The code runs server-side; how secure is it?

The GoBlockly interpreter offers no functionality beyond the basic Blockly blocks out of the box, and there are no exploits known that could allow the injection of arbitrary behavior via the interpreter. Of course, running user-provided code server-side always carries some risk; it is always recommended to run a server process with no more permissions than it needs to accomplish its goals on the host platform.

Why?

Generally, Blockly is converted client-side into code in another language and executed. Why write an interpreter?

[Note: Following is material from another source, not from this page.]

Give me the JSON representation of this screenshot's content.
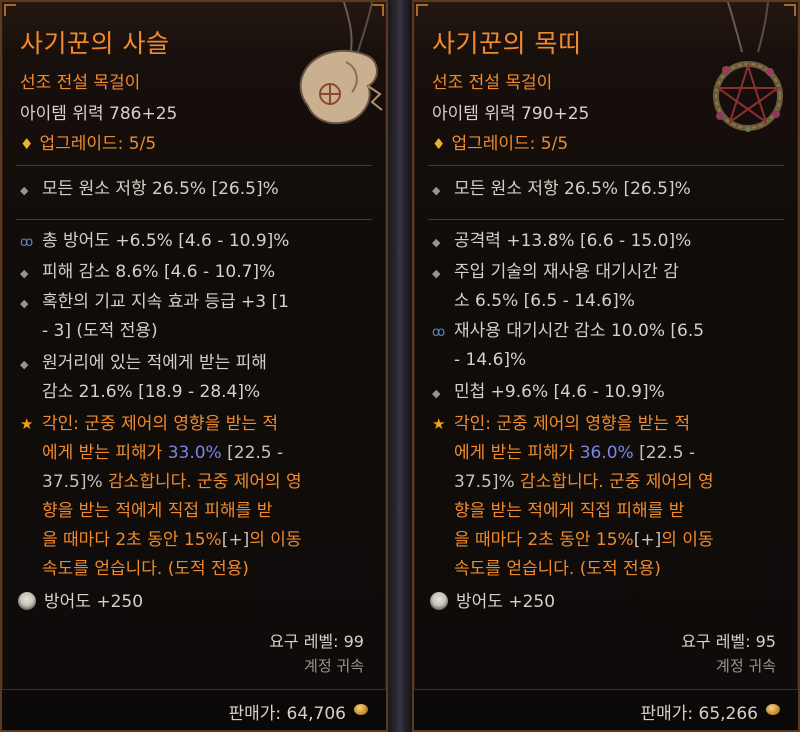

As I rewrite Belphanior Butler in Go, I wish to recapitulate its ability to hand off the running of all of the servant manipulation server-side, so it seemed straightforward to recapitulate the Ruby interpreter for Blockly as a go interpreter (as opposed to, say, pulling in Node.js and running Blockly converted into JS server-side). This allows the server to both store the Blockly programs and execute them directly without having to loop through a web client.